Chattanooga company using RevV funding for making dies for short runs
The collaboration between the University of Tennessee at Chattanooga and STRACT Corporation holds the promise of greatly reducing the time required for producing die plates for injection molding.
Die making is a vanishing art in the U.S., and that’s a particularly acute problem for companies that might need dies to make as few as 100 parts or as many as 10,000.
Fortunately, thanks to funding from the RevV voucher program administered by Oak Ridge National Laboratory, a collaboration between the University of Tennessee at Chattanooga (UTC) and STRACT Corporation holds the promise of greatly reducing the time required for producing die plates for injection molding.
“Using the technology, we believe we can deliver a die within two weeks of being ordered,” says Hiroshi “Chantz” Yanagida, Co-Founder and Chief Operating Officer at STRACT. The company was founded in January to provide affordable access to product manufacturing in the plastics space within the USA. This is done by providing product development consulting to help people from concept sketches to full-scale (1 million+) unit manufacturing.
The start-up identified a specific prototyping niche that it is seeking to exploit, specifically utilizing stereolithography (SLA) printing for mold negatives and then electroplating them with nickel. That will enable injection molding applications in the 100- to 10,000-unit space for 60 to 80 percent less cost and up to 25 weeks faster than traditional aluminum die plate tooling.
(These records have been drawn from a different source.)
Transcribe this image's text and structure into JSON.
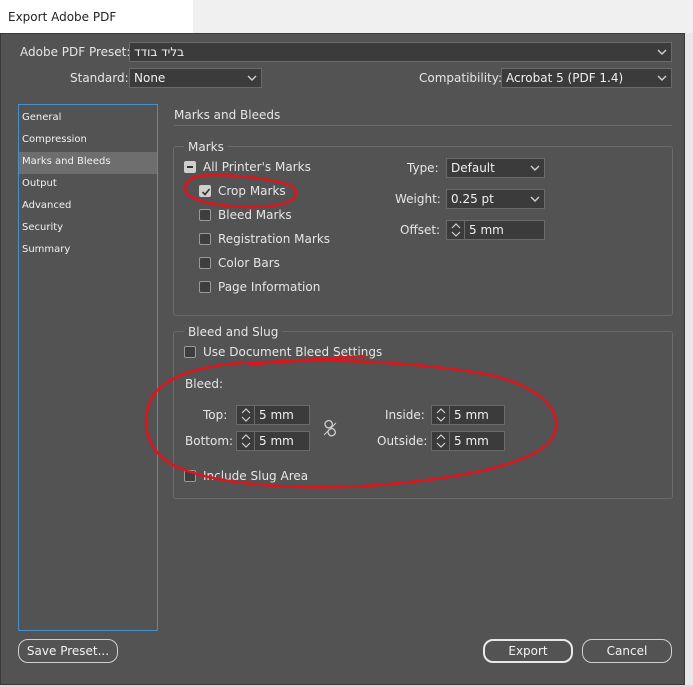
{
  "window": {
    "title": "Export Adobe PDF"
  },
  "preset": {
    "label": "Adobe PDF Preset:",
    "value": "בליד בודד"
  },
  "standard": {
    "label": "Standard:",
    "value": "None"
  },
  "compatibility": {
    "label": "Compatibility:",
    "value": "Acrobat 5 (PDF 1.4)"
  },
  "sidebar": {
    "items": [
      {
        "label": "General"
      },
      {
        "label": "Compression"
      },
      {
        "label": "Marks and Bleeds"
      },
      {
        "label": "Output"
      },
      {
        "label": "Advanced"
      },
      {
        "label": "Security"
      },
      {
        "label": "Summary"
      }
    ],
    "selected_index": 2
  },
  "panel": {
    "title": "Marks and Bleeds"
  },
  "marks": {
    "group_title": "Marks",
    "all_printers_marks": "All Printer's Marks",
    "crop_marks": "Crop Marks",
    "bleed_marks": "Bleed Marks",
    "registration_marks": "Registration Marks",
    "color_bars": "Color Bars",
    "page_information": "Page Information",
    "type_label": "Type:",
    "type_value": "Default",
    "weight_label": "Weight:",
    "weight_value": "0.25 pt",
    "offset_label": "Offset:",
    "offset_value": "5 mm"
  },
  "bleed_slug": {
    "group_title": "Bleed and Slug",
    "use_document_bleed": "Use Document Bleed Settings",
    "bleed_label": "Bleed:",
    "top_label": "Top:",
    "top_value": "5 mm",
    "bottom_label": "Bottom:",
    "bottom_value": "5 mm",
    "inside_label": "Inside:",
    "inside_value": "5 mm",
    "outside_label": "Outside:",
    "outside_value": "5 mm",
    "include_slug": "Include Slug Area"
  },
  "buttons": {
    "save_preset": "Save Preset...",
    "export": "Export",
    "cancel": "Cancel"
  },
  "colors": {
    "dialog_bg": "#535353",
    "field_bg": "#3b3b3b",
    "selection": "#6e6e6e",
    "focus_border": "#4a90c8",
    "annotation": "#e0141c"
  },
  "annotations": {
    "type": "red freehand circles around Crop Marks and Bleed settings"
  }
}
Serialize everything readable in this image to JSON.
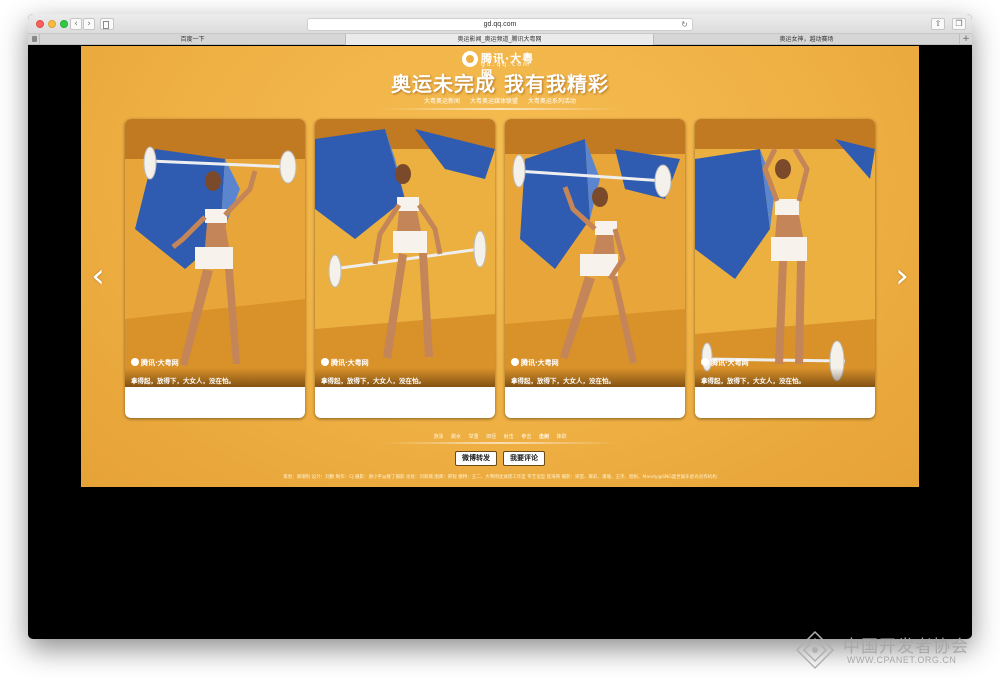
{
  "browser": {
    "url": "gd.qq.com",
    "tabs": [
      {
        "label": "百度一下",
        "active": false
      },
      {
        "label": "奥运影闻_奥运频道_腾讯大粤网",
        "active": true
      },
      {
        "label": "奥运女神，越动赛场",
        "active": false
      }
    ]
  },
  "page": {
    "logo_text": "腾讯·大粤网",
    "logo_sub": "gd.qq.com",
    "headline": "奥运未完成 我有我精彩",
    "subnav": [
      "大粤奥运新闻",
      "大粤奥运媒体联盟",
      "大粤奥运系列活动"
    ],
    "cards": [
      {
        "watermark": "腾讯·大粤网",
        "caption": "拿得起，放得下，大女人，没在怕。"
      },
      {
        "watermark": "腾讯·大粤网",
        "caption": "拿得起，放得下，大女人，没在怕。"
      },
      {
        "watermark": "腾讯·大粤网",
        "caption": "拿得起，放得下，大女人，没在怕。"
      },
      {
        "watermark": "腾讯·大粤网",
        "caption": "拿得起，放得下，大女人，没在怕。"
      }
    ],
    "prev_arrow": "‹",
    "next_arrow": "›",
    "thumbs": [
      "游泳",
      "跳水",
      "举重",
      "田径",
      "射击",
      "拳击",
      "击剑",
      "摔跤"
    ],
    "selected_thumb": 6,
    "share_button": "微博转发",
    "comment_button": "我要评论",
    "credits": "策划：郑潮钊  设计：刘鹏  制作：CJ 摄影：谢小宇@隆丁摄影 化妆：刘新楠  图库：邢程  模特：王二、大粤网沈逸瑶工作室 专艺造型 崔海燕 摄影：梁苗、麻彩、潘瑜、王杰、程帆、Mandy@SNG盛世娱乐星光创作机构"
  },
  "footer": {
    "org_name": "中国开发者协会",
    "org_url": "WWW.CPANET.ORG.CN"
  }
}
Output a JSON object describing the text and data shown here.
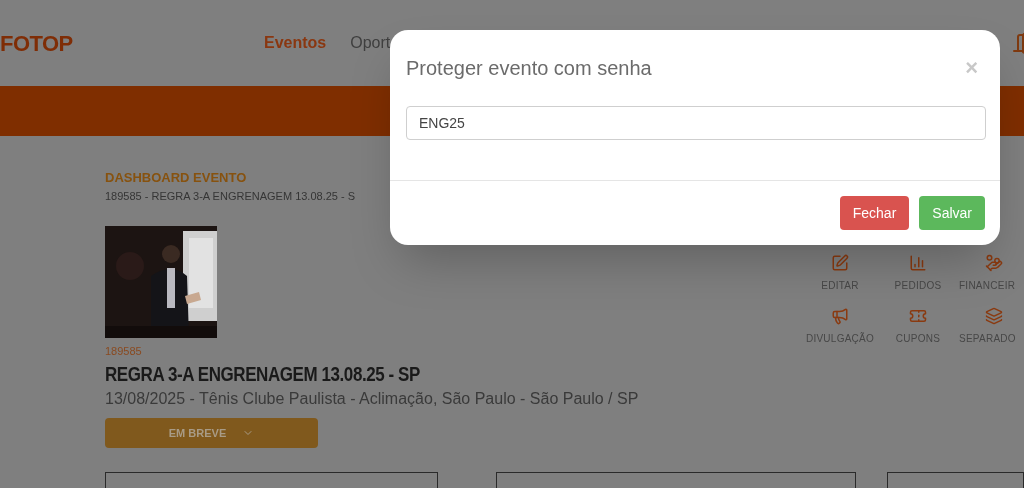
{
  "header": {
    "logo": "FOTOP",
    "nav": [
      {
        "label": "Eventos",
        "selected": true
      },
      {
        "label": "Oport",
        "selected": false
      }
    ]
  },
  "dashboard": {
    "heading": "DASHBOARD EVENTO",
    "subtitle": "189585 - REGRA 3-A ENGRENAGEM 13.08.25 - S",
    "event_id": "189585",
    "title": "REGRA 3-A ENGRENAGEM 13.08.25 - SP",
    "details": "13/08/2025 - Tênis Clube Paulista - Aclimação, São Paulo - São Paulo / SP",
    "status_button": "EM BREVE"
  },
  "actions": [
    {
      "label": "EDITAR"
    },
    {
      "label": "PEDIDOS"
    },
    {
      "label": "FINANCEIR"
    },
    {
      "label": "DIVULGAÇÃO"
    },
    {
      "label": "CUPONS"
    },
    {
      "label": "SEPARADO"
    }
  ],
  "modal": {
    "title": "Proteger evento com senha",
    "close": "×",
    "password_field": {
      "value": "ENG25"
    },
    "buttons": [
      {
        "label": "Fechar",
        "kind": "danger"
      },
      {
        "label": "Salvar",
        "kind": "success"
      }
    ]
  }
}
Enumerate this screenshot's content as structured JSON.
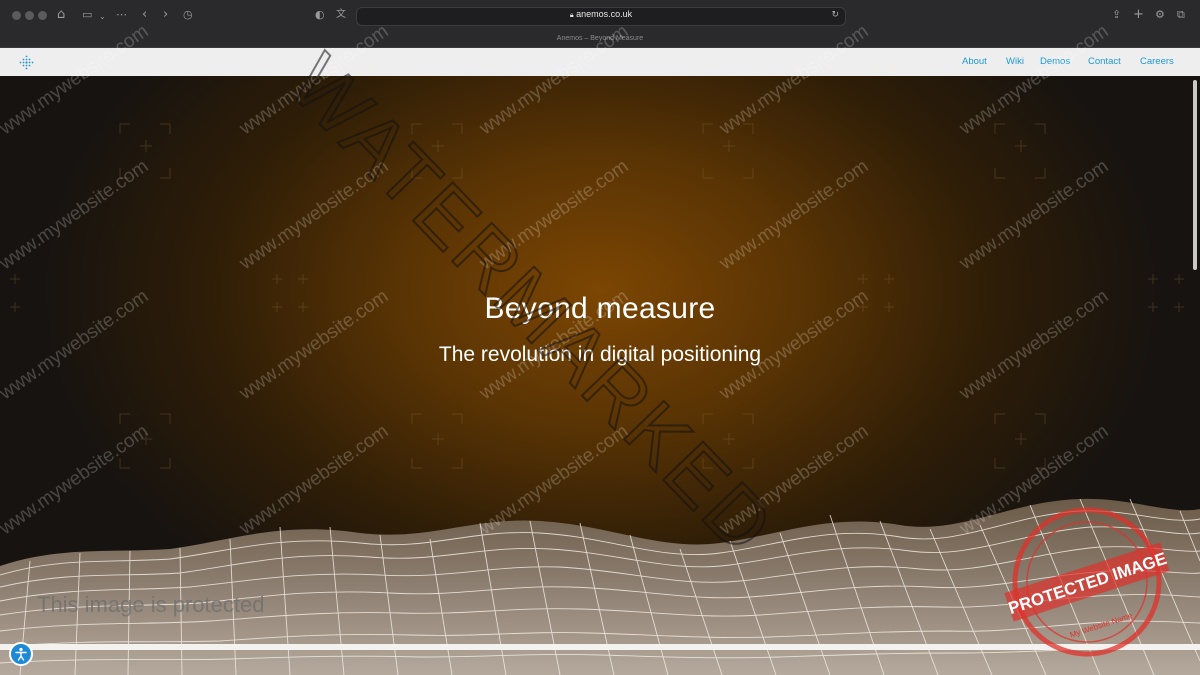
{
  "browser": {
    "url": "anemos.co.uk",
    "tab_title": "Anemos – Beyond Measure"
  },
  "site_nav": {
    "items": [
      {
        "label": "About"
      },
      {
        "label": "Wiki"
      },
      {
        "label": "Demos"
      },
      {
        "label": "Contact"
      },
      {
        "label": "Careers"
      }
    ],
    "link_color": "#1d9ad6"
  },
  "hero": {
    "title": "Beyond measure",
    "subtitle": "The revolution in digital positioning",
    "accent_color": "#7c4603"
  },
  "watermark": {
    "main": "WATERMARKED",
    "tile": "www.mywebsite.com",
    "protected_text": "This image is protected",
    "stamp_text": "PROTECTED IMAGE",
    "stamp_subtext": "My Website Name",
    "stamp_color": "#e0312b"
  },
  "icons": {
    "lock": "lock-icon",
    "reload": "reload-icon",
    "accessibility": "accessibility-icon"
  }
}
“This solution will help small businesses get innovations off the ground and into the market much faster,” says Marsha Roberts, STRACT’s Chief Executive Officer. Others on the team are Nick Desomov, Chief Technology Officer, and Rick Harrison, Chief Design Officer.
STRACT and UTC will partner to develop the novel method for producing die plates for injection molding. Specifically, the RevV grant will fund product development research that will enable the start-up to design, prototype, and validate proprietary methods of producing manufacturing-viable electroplated nickel forms.
“We’ll be testing across three plating media,” says Yanagida. They are 3D-printed resins, nickel electroplates, and shape memory alloy.
Upon successful, replicable production of nickel-plated forms, the STRACT and UTC team will work to further strengthen these forms by integrating titanium and zirconium to harness shape memory alloy properties within form production. After conducting this research, STRACT will either raise venture capital or actively seek a Phase I NSF SBIR for $250,000 to continue research.
Together with this research, STRACT will produce a 3D model to 3D form conversion software. Traditional model-to-die-plate conversion takes between 20 and 30 engineering hours, which often translates to $3,500 per die plate set. This software will make the process nearly instant using STRACT’s proprietary, artificial intelligence-driven approach incorporating Bayesian learning to automate the model cut extrusions and placement in the die plates.
The STRACT team says the technology will revolutionize plastics manufacturing in the Southeastern U.S., and it will subsequently create several hundred new jobs and inject billions into Tennessee manufacturing businesses within five years, with sustained growth thereafter.
The company will also file one or more system/method provisional patents, since STRACT inventors (the principals) are able to constructively reduce this approach to practice.